Pace of growth in EU tropical timber imports slows in the third quarter

The EU’s trade in tropical wood products was more buoyant in the first nine of months of 2019 than the same period in 2018. However, the rise in imports, which began in the second quarter of 2018, has levelled off since June this year, reported ITTO.

Chart 1 shows twelve monthly rolling total imports (to iron out seasonal fluctuations) into the EU of all tropical wood products listed in HS Chapter 44 (excluding fuelwood, wood waste and chips). It shows that the 12-month rolling total dipped to 1.95 million metric tonnes (MT) in March 2018, then increased to a peak of 2.21 million MT in June 2019 before slipping back slightly to 2.19 million MT in September 2019.

The slowing pace of growth in European tropical wood imports coincides with mounting signs of weakness in the wider economy. In its new Regional Economic Outlook for Europe, issued on 6th November, the IMF points out that growth has slowed this year. Although that’s mainly due to weaker global trade (thanks to the US-China tariffs), and a slowdown in manufacturing this year, there are signs that the weakness is spreading.

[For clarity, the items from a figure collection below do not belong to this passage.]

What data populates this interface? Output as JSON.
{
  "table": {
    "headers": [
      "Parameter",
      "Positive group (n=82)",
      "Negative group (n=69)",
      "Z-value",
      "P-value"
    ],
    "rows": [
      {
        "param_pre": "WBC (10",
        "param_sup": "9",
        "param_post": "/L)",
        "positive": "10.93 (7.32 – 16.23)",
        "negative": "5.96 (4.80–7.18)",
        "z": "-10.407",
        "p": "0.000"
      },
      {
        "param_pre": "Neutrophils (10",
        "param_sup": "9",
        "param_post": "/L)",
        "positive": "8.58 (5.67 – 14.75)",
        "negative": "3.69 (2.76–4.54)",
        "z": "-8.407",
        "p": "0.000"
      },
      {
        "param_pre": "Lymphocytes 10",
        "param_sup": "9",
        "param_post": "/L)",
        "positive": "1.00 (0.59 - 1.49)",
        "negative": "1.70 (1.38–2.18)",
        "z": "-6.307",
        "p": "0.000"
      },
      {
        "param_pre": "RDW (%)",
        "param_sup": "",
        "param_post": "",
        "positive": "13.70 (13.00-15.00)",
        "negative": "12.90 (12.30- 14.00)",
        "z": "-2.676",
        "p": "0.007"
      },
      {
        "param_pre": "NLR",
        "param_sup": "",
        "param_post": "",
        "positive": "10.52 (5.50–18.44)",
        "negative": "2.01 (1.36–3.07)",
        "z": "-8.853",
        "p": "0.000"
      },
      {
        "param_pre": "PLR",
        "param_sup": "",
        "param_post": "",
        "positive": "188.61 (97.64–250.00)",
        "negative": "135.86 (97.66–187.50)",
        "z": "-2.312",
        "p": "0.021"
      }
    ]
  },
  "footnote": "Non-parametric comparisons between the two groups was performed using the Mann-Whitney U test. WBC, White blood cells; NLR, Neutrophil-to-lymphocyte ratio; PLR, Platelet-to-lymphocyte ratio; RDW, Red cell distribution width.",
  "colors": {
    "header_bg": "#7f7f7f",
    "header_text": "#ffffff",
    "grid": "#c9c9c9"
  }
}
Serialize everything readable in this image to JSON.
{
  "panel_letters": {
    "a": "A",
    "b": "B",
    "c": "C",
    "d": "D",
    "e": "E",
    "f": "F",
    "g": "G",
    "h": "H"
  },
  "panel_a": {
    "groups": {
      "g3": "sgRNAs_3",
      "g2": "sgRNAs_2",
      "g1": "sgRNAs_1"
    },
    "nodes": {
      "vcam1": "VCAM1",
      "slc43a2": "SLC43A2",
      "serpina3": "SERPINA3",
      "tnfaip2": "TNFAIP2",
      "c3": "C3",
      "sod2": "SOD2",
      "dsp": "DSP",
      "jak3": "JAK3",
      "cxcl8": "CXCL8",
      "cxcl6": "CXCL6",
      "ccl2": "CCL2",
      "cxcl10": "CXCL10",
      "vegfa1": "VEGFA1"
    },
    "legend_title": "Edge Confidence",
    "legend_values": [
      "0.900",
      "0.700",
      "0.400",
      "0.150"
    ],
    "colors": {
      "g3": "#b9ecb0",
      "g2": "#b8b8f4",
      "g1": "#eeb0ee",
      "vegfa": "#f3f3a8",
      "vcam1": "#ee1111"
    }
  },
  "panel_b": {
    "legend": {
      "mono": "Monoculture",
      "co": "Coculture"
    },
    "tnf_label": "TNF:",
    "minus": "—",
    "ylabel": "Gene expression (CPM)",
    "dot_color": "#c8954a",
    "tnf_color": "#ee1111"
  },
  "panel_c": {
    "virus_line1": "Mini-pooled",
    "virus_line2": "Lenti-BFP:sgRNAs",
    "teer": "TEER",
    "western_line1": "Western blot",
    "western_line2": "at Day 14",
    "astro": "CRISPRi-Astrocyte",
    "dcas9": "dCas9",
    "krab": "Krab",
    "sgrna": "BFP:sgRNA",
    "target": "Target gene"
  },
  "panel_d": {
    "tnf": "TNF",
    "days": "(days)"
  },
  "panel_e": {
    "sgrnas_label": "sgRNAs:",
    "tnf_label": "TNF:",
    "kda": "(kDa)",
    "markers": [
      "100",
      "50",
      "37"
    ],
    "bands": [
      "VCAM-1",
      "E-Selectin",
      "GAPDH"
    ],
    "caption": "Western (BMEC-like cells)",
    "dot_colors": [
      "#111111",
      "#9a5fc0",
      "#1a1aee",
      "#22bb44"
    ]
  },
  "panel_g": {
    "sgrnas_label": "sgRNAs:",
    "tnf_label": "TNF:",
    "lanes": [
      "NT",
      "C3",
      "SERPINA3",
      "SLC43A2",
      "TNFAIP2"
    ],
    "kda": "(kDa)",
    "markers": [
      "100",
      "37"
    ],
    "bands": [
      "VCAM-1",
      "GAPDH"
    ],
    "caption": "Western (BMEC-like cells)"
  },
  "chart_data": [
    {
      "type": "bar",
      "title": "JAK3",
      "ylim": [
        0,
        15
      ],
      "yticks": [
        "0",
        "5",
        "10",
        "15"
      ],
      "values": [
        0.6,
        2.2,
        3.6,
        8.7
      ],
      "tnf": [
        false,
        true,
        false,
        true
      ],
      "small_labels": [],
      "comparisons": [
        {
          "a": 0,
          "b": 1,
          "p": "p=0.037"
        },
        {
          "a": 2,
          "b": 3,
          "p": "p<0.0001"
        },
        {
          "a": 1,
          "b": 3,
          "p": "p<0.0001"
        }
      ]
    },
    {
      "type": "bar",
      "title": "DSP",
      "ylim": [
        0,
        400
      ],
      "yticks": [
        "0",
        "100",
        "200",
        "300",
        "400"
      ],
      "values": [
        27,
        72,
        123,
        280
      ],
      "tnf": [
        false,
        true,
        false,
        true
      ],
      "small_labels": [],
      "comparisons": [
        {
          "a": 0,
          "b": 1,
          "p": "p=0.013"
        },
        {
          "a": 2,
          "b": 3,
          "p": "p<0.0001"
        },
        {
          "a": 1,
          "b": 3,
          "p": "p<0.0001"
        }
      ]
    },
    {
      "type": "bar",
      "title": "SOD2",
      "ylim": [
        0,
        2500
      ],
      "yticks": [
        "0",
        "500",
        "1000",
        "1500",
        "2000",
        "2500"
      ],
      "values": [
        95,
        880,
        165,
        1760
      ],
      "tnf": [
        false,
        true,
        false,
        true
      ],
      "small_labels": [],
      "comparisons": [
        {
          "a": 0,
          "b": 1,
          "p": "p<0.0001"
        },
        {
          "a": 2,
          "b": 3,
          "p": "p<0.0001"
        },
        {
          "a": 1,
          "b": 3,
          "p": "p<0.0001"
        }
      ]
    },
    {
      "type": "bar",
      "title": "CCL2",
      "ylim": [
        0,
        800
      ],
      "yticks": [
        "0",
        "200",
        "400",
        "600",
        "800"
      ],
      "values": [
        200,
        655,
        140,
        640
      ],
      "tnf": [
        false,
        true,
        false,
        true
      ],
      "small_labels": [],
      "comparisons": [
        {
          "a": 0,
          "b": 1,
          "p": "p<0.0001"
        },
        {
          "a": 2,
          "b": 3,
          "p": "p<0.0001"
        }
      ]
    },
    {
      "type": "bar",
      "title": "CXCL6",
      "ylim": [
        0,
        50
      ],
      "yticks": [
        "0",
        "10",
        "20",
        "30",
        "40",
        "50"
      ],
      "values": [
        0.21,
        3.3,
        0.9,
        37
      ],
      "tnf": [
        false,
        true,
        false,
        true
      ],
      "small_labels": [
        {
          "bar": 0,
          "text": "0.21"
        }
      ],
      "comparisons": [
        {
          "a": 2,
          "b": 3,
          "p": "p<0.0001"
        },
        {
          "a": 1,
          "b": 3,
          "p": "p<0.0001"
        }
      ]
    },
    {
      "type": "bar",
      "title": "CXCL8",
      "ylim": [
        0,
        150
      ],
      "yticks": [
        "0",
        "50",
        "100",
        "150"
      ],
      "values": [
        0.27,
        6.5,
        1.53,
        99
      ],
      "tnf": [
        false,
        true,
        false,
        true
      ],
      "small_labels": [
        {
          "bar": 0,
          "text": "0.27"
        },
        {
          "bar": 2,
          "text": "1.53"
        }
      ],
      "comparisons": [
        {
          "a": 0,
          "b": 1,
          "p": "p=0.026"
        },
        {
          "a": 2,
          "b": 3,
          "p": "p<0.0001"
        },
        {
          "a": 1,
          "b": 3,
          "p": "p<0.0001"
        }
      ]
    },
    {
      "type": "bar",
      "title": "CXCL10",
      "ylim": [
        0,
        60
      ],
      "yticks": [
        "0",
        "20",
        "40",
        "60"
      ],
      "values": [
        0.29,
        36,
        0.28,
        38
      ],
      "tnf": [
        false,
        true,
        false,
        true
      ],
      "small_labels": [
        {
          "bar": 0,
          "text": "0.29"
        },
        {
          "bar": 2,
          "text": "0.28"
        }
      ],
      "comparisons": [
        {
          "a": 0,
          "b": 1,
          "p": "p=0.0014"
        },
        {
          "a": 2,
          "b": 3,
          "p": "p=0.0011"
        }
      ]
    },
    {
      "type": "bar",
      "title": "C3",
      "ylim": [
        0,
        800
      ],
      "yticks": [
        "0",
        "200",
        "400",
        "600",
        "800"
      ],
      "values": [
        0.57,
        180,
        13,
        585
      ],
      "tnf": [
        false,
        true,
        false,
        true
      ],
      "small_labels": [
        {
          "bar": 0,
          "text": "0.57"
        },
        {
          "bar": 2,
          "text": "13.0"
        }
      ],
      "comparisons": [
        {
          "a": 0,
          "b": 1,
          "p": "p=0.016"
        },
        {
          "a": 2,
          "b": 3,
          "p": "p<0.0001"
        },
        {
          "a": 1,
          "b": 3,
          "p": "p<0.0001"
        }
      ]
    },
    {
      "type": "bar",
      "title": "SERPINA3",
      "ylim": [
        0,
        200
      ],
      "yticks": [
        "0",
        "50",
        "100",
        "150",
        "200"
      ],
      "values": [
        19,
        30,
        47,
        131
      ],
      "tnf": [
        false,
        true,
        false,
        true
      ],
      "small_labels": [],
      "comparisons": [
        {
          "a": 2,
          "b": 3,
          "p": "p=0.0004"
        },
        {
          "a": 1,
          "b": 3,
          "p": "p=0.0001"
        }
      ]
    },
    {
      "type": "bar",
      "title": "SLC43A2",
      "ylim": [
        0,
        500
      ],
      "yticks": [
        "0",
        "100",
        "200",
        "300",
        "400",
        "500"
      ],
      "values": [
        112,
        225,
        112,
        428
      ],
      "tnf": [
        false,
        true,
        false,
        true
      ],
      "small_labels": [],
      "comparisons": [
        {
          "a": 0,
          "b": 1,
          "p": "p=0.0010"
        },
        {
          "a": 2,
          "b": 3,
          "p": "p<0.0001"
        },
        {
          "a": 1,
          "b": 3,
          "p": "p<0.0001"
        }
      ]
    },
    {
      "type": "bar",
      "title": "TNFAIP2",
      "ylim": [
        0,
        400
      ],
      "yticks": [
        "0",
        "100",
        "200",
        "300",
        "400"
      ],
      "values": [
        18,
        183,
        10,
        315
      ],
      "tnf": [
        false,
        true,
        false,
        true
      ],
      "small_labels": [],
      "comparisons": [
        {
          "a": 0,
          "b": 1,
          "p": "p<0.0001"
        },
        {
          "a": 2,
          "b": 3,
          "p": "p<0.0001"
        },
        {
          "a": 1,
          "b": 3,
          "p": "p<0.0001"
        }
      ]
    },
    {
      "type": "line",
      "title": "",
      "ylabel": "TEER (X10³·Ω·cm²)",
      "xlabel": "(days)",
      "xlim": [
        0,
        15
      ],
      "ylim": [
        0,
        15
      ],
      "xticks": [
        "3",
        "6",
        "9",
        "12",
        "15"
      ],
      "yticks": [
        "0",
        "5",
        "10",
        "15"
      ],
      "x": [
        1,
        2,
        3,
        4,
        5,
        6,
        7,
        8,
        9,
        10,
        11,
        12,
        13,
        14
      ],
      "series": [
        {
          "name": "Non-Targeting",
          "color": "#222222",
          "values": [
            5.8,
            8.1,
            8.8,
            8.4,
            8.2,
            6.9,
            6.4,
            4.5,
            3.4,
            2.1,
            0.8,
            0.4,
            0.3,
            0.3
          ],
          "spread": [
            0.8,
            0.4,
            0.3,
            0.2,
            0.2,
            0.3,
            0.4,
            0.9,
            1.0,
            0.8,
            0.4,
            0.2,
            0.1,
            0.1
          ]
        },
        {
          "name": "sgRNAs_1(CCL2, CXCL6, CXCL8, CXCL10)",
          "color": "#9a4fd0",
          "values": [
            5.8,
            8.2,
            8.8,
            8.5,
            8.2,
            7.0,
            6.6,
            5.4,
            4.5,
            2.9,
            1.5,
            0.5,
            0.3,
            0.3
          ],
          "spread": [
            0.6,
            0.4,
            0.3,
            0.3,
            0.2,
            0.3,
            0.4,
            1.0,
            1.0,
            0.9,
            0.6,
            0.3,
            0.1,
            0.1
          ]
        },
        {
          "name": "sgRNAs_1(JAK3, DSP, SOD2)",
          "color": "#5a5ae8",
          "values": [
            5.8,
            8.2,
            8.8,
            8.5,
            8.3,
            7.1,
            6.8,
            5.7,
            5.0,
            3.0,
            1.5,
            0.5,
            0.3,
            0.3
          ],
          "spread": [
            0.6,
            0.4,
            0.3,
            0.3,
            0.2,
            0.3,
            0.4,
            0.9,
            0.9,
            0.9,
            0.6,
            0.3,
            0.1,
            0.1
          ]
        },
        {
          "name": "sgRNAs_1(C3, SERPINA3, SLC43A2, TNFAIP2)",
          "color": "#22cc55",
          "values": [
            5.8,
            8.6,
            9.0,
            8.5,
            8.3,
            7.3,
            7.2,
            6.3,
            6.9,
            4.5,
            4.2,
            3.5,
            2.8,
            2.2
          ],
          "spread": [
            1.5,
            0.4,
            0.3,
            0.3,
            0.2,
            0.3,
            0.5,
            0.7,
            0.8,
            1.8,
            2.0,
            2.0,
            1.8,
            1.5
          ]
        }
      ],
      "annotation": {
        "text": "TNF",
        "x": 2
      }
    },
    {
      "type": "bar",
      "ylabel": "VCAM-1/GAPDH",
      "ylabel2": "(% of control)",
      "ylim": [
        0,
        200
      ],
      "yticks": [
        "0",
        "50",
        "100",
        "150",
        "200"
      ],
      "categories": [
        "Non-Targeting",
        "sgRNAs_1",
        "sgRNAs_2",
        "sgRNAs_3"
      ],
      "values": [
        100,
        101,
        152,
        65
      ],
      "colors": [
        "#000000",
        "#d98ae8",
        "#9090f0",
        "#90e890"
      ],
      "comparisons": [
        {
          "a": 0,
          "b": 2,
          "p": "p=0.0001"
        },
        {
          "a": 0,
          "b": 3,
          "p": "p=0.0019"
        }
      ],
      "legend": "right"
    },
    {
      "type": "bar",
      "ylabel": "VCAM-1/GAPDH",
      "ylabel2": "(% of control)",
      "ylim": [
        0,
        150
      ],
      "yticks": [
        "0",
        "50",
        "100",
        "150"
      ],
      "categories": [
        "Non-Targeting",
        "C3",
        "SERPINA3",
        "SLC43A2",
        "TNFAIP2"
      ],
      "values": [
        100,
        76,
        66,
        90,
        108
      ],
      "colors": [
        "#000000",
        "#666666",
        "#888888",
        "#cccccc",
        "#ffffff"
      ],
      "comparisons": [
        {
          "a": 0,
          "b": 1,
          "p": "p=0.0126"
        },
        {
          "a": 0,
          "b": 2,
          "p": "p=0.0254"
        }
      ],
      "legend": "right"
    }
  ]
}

According to the IMF, “for most of the region, the slowdown remains externally driven. However, some signs of softer domestic demand have started to appear, especially in investment. Services and domestic consumption have been buoyant so far, but their resilience is tightly linked to labour market conditions, which, despite some easing, remain robust. Expansionary fiscal policy in any countries and looser financial conditions have also supported domestic demand”.

IMF forecasts that Europe’s growth will decline from 2.3% in 2018 to 1.4% in 2019. A modest and precarious recovery is forecast for 2020, with growth reaching 1.8%, as global trade is expected to pick up and some economies recover from past stresses.

IMF notes that this projection masks significant differences between “advanced” (i.e. mainly Western) and “emerging” (mainly Eastern) Europe and that “growth in advanced Europe has been revised down by 0.1 percentage point to 1.3 percent in 2019, while growth in emerging Europe has been revised up by 0.5 percentage point to 1.8 percent”.

In total, the EU imported 1.66 million MT of tropical wood products in the first nine months of 2019, 5.3% more than the same period in 2018. The total value of EU imports of tropical wood products in the January to September 2019 period was €1.80 billion, 9% more than the same period in 2018.

So far this year, there have been gains in EU imports of tropical sawnwood, charcoal, plywood, mouldings, and joinery products. These have been only partly offset by a decline in imports of tropical logs, veneers, and flooring.

Rise in EU imports of tropical sawnwood

7% rise in EU imports of tropical sawnwood EU imports of tropical sawn wood increased 7% to 582,500 MT in the first nine months of 2019 compared to the same period in 2018. Import value increased 3% to €557.9 million.

This aligns with market commentary earlier in the year, with sawn hardwood importers reporting generally steady, in some cases strong trading in 2019 including in tropical timber, despite some slowdown in economic activity and increased downside concerns about the medium-term outlook.

Imports from Cameroon, particularly slow in 2018, increased 11% to 209,000 MT during the first nine months of 2019. Imports also increased sharply from several other countries including Brazil (up 30% to 105,100 MT), Gabon (up 8% to 79,600 MT), Congo (up 32% to 45,800 MT), and Ghana (up 20% to 13,300 MT).

Decline in EU imports from Malaysia

After a strong start to the year, imports from DRC were 10,100 MT in the first nine months of 2019, only 1% more than the same period in 2018. These gains offset a 28% decline in imports from Malaysia, to 57,500 MT, and a 6% decline from Côte d’Ivoire to 20,900 MT (Chart 2).

The decline in EU imports from Malaysia this year was attributed by some importers to a decline in the availability of PEFC certified product following the suspension of MTCS certification in Johor and Kedar states in May this year which led to the total certified area in Malaysia to fall by around 25%.

According to MTCS, both states are now working to regain their MTCS certificates. At present, MTCS certified forest areas consist of 4.2 million hectares of natural forests and 109,025 hectares of forest plantation.